Vertex distribution force includes a vertex repulsive force, a curvature attactive force, and a proximity-to-other-fluxons attractive force, in an attempt to evenly distribute vertices. Appears to work reasonably well but fails for two reasons: (1) it is grossly mismatched from the vertex placement algorithm, so that long time relaxation with occasional curvature fixing yields a net vertex flow; and (2) the force law doesn't scale properly with distance, so that very large flux systems become unstable.

f_vertex2

Do not use; kept for historical reasons.

f_vertex3

Do not use; kept for historical reasons.

f_vertex4

This is a two-component vertex distribution force that appears to scale the same way as the magnetic forces for the B-normalized case. It includes a 1/r^2 repulsive force between adjacent vertices (normalized to the square of the vertex length, so that the resultant force per unit length is independent of physical size). The curvature attractive force per unit length is also length independent, being determined only by the angles subtended by the vertices at either side of the subject vertex.

f_vertex4 tends to distribute the vertices too regularly, as it neglects the neighbor distance entirely. That leads to stability problems near concentrated footpoints in the photosphere, which propagate out to form the "seaweed effect" as the overlying field structures sway under the influence of instabilities at the footpoints.

f_vertex5

(Recommended)

This is a two-component vertex distribution force that works mainly by proximity to other fluxons: the main component is dependent on the ratio of segment length to nearest-neighbor distance, so that vertices tend to distribute themselves to equalize this ratio.

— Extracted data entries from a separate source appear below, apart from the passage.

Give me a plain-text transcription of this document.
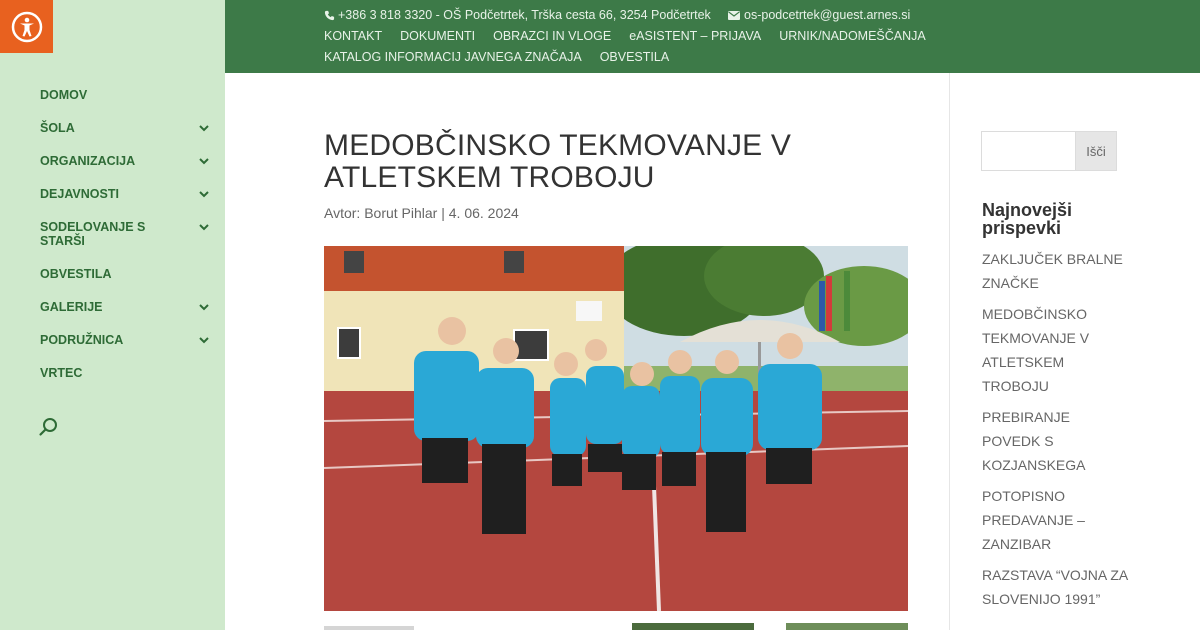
DOMOV
ŠOLA
ORGANIZACIJA
DEJAVNOSTI
SODELOVANJE S STARŠI
OBVESTILA
GALERIJE
PODRUŽNICA
VRTEC
+386 3 818 3320 - OŠ Podčetrtek, Trška cesta 66, 3254 Podčetrtek	os-podcetrtek@guest.arnes.si
KONTAKT DOKUMENTI OBRAZCI IN VLOGE eASISTENT – PRIJAVA URNIK/NADOMEŠČANJA
KATALOG INFORMACIJ JAVNEGA ZNAČAJA OBVESTILA
MEDOBČINSKO TEKMOVANJE V ATLETSKEM TROBOJU
Avtor: Borut Pihlar | 4. 06. 2024
Išči
Najnovejši prispevki
ZAKLJUČEK BRALNE ZNAČKE
MEDOBČINSKO TEKMOVANJE V ATLETSKEM TROBOJU
PREBIRANJE POVEDK S KOZJANSKEGA
POTOPISNO PREDAVANJE – ZANZIBAR
RAZSTAVA “VOJNA ZA SLOVENIJO 1991”
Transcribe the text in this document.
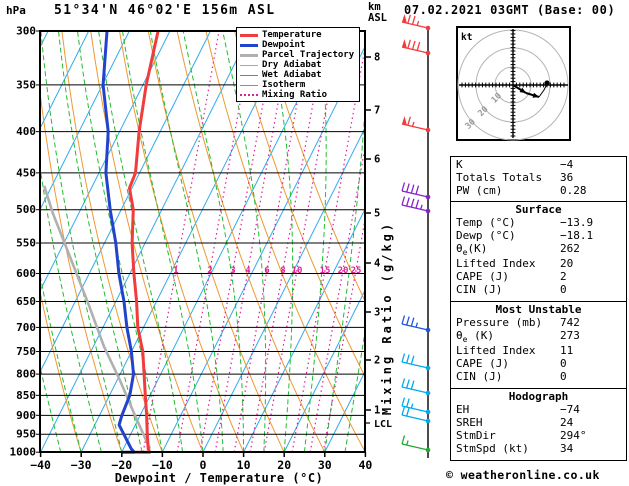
1	2 3 4 6 8 10 15 20 25
300
350
400
450
500
550
600
650
700
750
800
850
900
950
1000
−40 −30 −20 −10 0	10 20 30 40
Dewpoint / Temperature (°C)
8
7
6
5
4
3
2
1
LCL
Mixing Ratio (g/kg)
kt
10
20
30
hPa 51°34'N 46°02'E 156m ASL	km
ASL
07.02.2021 03GMT (Base: 00)
Temperature
Dewpoint
Parcel Trajectory
Dry Adiabat
Wet Adiabat
Isotherm
Mixing Ratio
K	−4
Totals Totals	36
PW (cm)	0.28
Surface
Temp (°C)	−13.9
Dewp (°C)	−18.1
$\theta_e(K)$	262
Lifted Index	20
CAPE (J)	2
CIN (J)	0
Most Unstable
Pressure (mb)	742
$\theta_e$ (K)	273
Lifted Index	11
CAPE (J)	0
CIN (J)	0
Hodograph
EH	−74
SREH	24
StmDir	294°
StmSpd (kt)	34
© weatheronline.co.uk
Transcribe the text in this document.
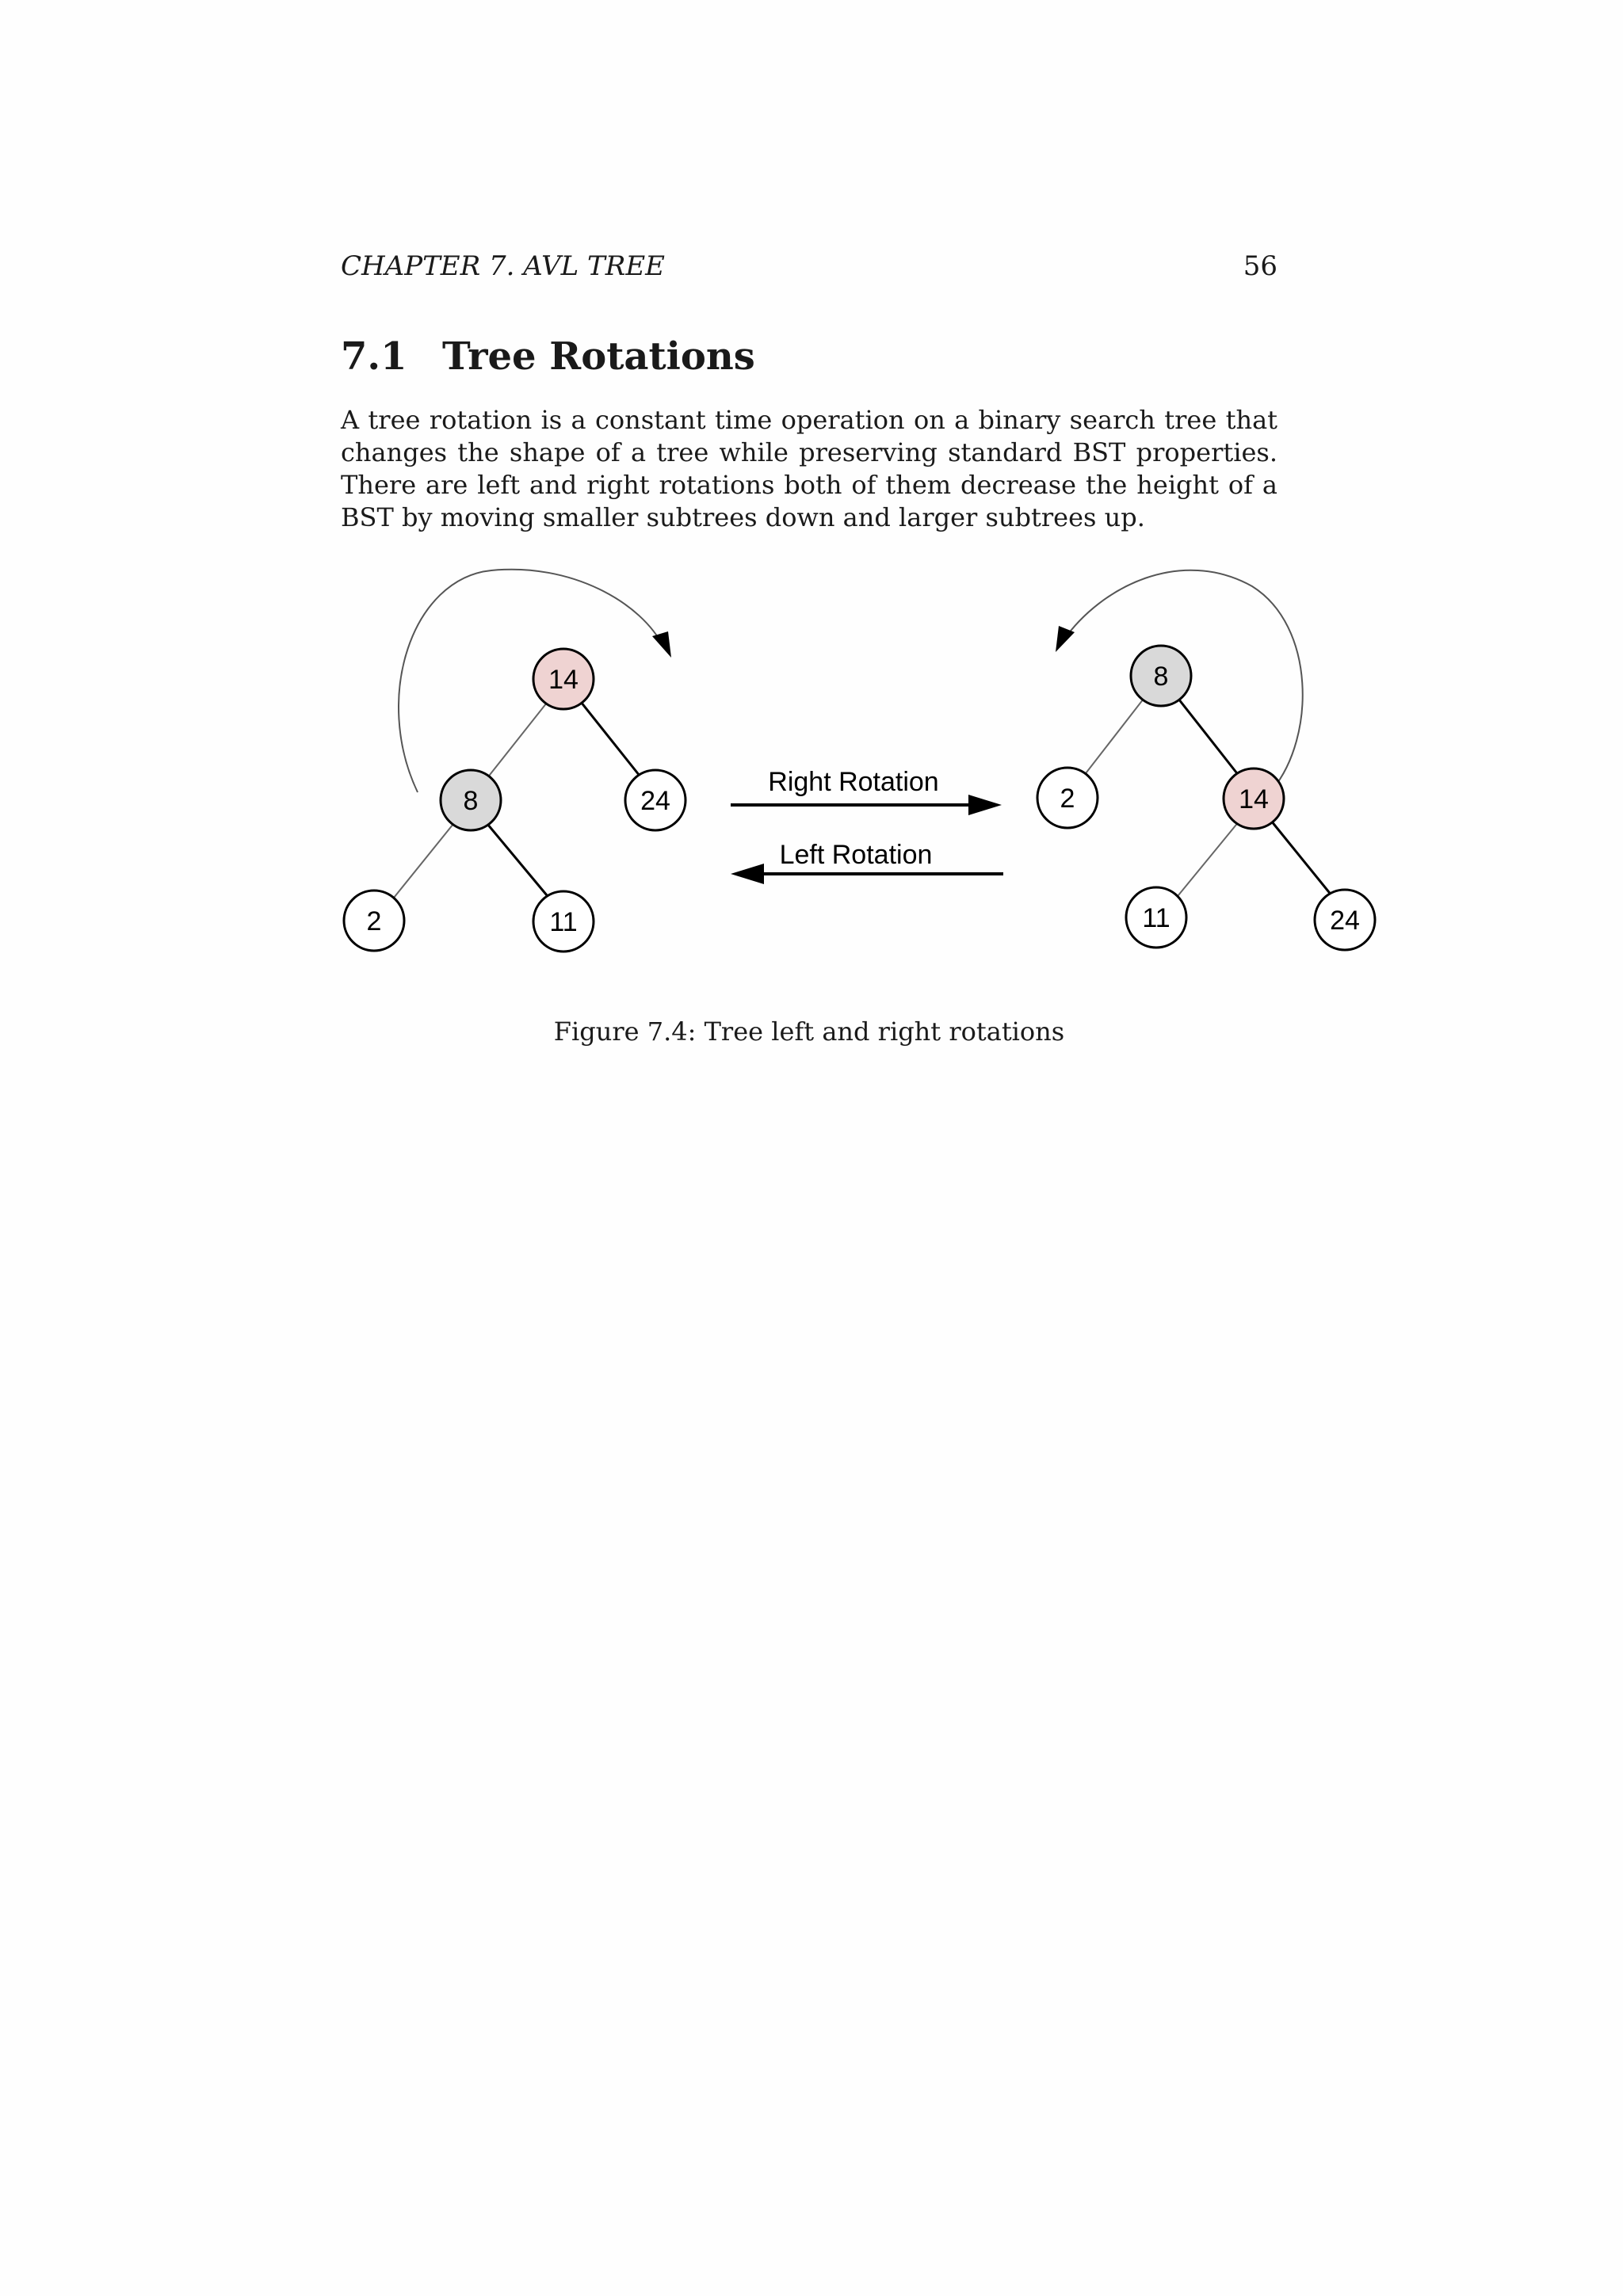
CHAPTER 7. AVL TREE	56
7.1 Tree Rotations

A tree rotation is a constant time operation on a binary search tree that changes the shape of a tree while preserving standard BST properties. There are left and right rotations both of them decrease the height of a BST by moving smaller subtrees down and larger subtrees up.

14
8	24
2	11
Right Rotation
Left Rotation
8
2	14
11	24

Figure 7.4: Tree left and right rotations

There is an additional perturbation that is proportional to 1/r^2 along the fluxon (but scaled by 0.1), to help regularize the vertex behavior. f_vertex5 is the currently recommended vertex distribution force.

Non-B-normalized force routines

Non-force physics routines

Reconnection

Reconnection is handled using a similar mechanism to force calculation. Reconnection routines accept a VERTEX pointer and a collection of parameters that are normally stored in the WORLD object. They are called by the routine vertex_recon_check, which in turn is called by the main entry point global_recon_check/code>. Both of those are in model.c.

Currently there is only one reconnection criterion; more are planned.

rc_a_ad2

This is a reconnection criterion that causes reconnection between adjacent segments if two criteria are met: a minimum angle and a minum angle/distance^2. Both angles are specified in radians.

rc_a_ad2_h

Same as rc_a_ad2, but with a sliding current threshold that falls off exponentially with altitude; this simulates a static atmosphere in a plane-parallel case

rc_a_ad2_loc

Same as rc_a_ad2, but with a sliding current threshold that falls off near a particular location, to induce reconnection only in a particular locus.